The {Hindi, Bengali, Malayalam, Hausa} Visual Genome consists of:

  • 29k training examples

  • 1k dev set

  • 1.6k evaluation set

All the datasets use the same underlying set of images with a handful of differences due to sanity checks which were carried out in each of the languages independently.

Evaluation

WAT2024 Multi-Modal Task will be evaluated on:

  • 1.6k evaluation set of {Hindi, Bengali, Malayalam, Hausa} Visual Genome

  • 1.4k challenge set of {Hindi, Bengali, Malayalam, Hausa} Visual Genome

Means of evaluation:

  • Automatic metrics: BLEU, CHRF3, and others

  • Manual evaluation, subject to the availability of {Hindi, Bengali, Malayalam, Hausa} speakers

Registration

Please register your team by sending application following WAT application here

Paper and References

Organizers

  • Shantipriya Parida (Silo AI, Finland)

  • Ondřej Bojar (Charles University, Czech Republic)

  • Idris Abdulmumin (University of Pretoria, South Africa)

  • Shamsuddeen Hassan Muhammad (Imperial College London, UK)
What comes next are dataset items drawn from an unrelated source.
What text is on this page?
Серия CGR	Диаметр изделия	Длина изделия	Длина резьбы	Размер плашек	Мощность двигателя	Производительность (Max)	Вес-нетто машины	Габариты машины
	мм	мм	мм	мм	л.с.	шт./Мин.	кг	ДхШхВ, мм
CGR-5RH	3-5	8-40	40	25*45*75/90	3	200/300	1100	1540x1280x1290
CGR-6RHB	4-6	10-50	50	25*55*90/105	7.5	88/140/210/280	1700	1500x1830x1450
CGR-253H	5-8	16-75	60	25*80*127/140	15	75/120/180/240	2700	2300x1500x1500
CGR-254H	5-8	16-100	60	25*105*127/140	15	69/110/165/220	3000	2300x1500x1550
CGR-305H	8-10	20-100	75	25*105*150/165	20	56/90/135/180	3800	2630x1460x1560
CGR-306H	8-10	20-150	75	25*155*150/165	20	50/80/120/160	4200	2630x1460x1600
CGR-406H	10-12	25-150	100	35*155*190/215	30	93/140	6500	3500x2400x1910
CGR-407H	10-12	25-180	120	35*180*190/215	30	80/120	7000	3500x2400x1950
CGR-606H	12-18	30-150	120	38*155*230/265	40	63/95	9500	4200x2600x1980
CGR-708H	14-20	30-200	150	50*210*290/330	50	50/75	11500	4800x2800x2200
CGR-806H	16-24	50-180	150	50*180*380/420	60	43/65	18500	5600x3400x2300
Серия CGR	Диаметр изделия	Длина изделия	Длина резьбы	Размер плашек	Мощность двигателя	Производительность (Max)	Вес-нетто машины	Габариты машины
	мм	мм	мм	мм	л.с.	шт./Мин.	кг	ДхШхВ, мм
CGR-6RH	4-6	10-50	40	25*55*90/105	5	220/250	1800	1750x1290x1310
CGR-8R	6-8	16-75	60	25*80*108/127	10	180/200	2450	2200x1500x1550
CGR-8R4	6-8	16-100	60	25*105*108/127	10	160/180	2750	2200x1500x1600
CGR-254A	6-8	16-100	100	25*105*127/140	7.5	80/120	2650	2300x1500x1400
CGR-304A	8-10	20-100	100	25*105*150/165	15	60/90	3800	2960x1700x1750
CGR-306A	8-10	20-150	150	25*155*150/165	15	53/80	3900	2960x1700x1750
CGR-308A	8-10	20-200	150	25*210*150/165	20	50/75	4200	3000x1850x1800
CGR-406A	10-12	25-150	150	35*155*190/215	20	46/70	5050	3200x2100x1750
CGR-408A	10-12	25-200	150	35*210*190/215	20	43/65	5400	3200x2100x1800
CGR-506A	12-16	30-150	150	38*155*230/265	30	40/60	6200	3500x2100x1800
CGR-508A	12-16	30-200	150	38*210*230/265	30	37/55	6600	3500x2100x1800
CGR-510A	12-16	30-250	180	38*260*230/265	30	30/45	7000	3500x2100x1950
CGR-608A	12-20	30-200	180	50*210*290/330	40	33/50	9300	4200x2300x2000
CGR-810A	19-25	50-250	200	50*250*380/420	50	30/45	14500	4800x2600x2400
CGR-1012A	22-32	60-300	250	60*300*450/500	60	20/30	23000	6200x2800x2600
  • Ibrahim Said Ahmad (Institute for Experimental AI, Northeastern University, USA)

Contact

License

The data is licensed under Creative Commons Attribution-NonCommercial-ShareAlike 4.0 International.

Acknowledgment

The datasets in this shared task were supported by the grant 19-26934X (Neural Representations in Multi-modal and Multi-lingual Modelling) of the Grant Agency of the Czech Republic.